Kampf im Osten um die 35-Stunden-Woche

Seit dem 5. Mai gibt es Warnstreiks in der ostdeutschen Metall- und Stahlindustrie

von Torsten Sting, Rostock

Allen Unkenrufen zum Trotz haben sich die MetallerInnen als mobilisierungsfähig erwiesen. Nachdem sich in der ersten Woche noch 13.500 KollegInnen an den Warnstreiks beteiligten, waren es in der zweiten Woche bereits etwa 20.000. Vor dem Hintergrund, dass der Wirtschaftszweig 300.000 Beschäftigte umfasst und die IG-Metall-Führung wieder die Nadelstichtaktik anwendet, kann dies als Erfolg gewertet werden.
Schwerpunkt der Warnstreiks war Sachsen mit den hochmodernen Automobilfabriken von Opel und VW samt Zulieferindustrie. In diesen Betrieben ist die Gewerkschaft gut organisiert, aufgrund der wirtschaftlichen Verflechtungen kann hier der größte Druck auf die Arbeitgeber entfaltet werden. Die Kampfbereitschaft ist vorhanden und dafür gibt es gleich mehre Gründe.

Zum einen will ein Großteil der KollegInnen sich das holen, was im Westen längst selbstverständlich ist. Gerade bei den Großbetrieben, die produktiver sind als die Stammwerke in Wolfsburg oder Rüsselsheim, ist die Geduld am Ende.

Hinzu kommt, dass sich bei diesem Anlass der ganze Frust der 90er Jahre mit all den Niederlagen ein wenig Bahn bricht. Nicht zu unterschätzen ist auch die Wut auf Schröders Agenda 2010 und all den Sozialabbau – der gerade den Osten treffen wird.

Doch die Fronten sind hart: Arbeitszeitverkürzung passt den Unternehmern und der Schröder-Regierung gerade überhaupt nicht in den Kram. Der Kampf der MetallerInnen in Ostdeutschland ist ihrem neoliberalen Credo genau entgegengesetzt. Angesichts von Rezession und verschärfter internationaler Konkurrenz sind sie zu einem härteren Kurs gezwungen und bereit.

Strategie

Ein erfolgreicher Kampf der ostdeutschen MetallerInnen wäre in vielfacher Hinsicht von großer Bedeutung. Es wäre ein wichtiger Dämpfer für Schröder und seine Unternehmerfreunde. Er wäre ein wichtiger Anstoß für die Arbeiterbewegung, wieder aus der Defensive zu kommen. Er würde die Debatte zur Arbeitszeitverkürzung wieder neu beleben. Zudem würde er das ramponierte Selbstbewusstsein der ostdeutschen ArbeiterInnen erhöhen und mehr Leute ermutigen für ihre Rechte zu kämpfen. Um dies zu erreichen ist aber eine andere Strategie nötig als jene der IG-Metall-Führung. Diese untergräbt den Kampf dadurch, dass sie bereits im Vorfeld einen „Plan der drei Geschwindigkeiten“ vorschlägt. Abhängig von der wirtschaftlichen Situation der Betriebe soll die Arbeitszeitverkürzung umgesetzt werden. Durch diese Spaltung der Belegschaften und die übliche Verzettelung der Streiks werden die KollegInnen demobilisiert und die Niederlage vorbereitet.

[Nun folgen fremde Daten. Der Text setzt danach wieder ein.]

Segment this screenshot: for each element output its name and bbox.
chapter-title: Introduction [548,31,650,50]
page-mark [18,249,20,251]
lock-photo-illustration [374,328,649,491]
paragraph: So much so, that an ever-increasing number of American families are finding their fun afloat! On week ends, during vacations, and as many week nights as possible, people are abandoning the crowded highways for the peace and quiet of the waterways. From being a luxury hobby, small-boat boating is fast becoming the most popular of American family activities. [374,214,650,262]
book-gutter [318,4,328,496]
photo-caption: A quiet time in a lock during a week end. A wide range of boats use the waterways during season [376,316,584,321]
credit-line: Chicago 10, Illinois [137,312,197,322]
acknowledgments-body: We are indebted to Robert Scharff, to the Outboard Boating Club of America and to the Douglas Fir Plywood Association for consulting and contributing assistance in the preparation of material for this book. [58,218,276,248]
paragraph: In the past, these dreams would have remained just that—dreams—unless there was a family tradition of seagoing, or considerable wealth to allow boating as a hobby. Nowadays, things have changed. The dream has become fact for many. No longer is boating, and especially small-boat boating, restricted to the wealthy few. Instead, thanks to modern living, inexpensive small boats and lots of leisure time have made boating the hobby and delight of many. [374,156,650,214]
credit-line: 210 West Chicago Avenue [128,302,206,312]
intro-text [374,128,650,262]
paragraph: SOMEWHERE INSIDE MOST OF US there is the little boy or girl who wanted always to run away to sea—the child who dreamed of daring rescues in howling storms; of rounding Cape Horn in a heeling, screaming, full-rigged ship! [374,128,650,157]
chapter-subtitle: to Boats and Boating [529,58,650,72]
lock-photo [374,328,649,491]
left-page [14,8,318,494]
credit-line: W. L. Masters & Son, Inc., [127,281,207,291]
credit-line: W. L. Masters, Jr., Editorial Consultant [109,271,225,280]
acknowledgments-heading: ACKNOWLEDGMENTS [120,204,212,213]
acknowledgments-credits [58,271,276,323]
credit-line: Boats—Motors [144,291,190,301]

Stattdessen wäre eine offensive Kampagne nötig mit schnellstmöglicher Urabstimmung und Vollstreik. Nötig wären zudem Solidaritätsstreiks der KollegInnen im Westen, um so den Druck noch zu verstärken. Weil von der Gewerkschaftsbürokratie kein freiwilliges Umdenken zu erwarten ist, muss der Druck von unten kommen.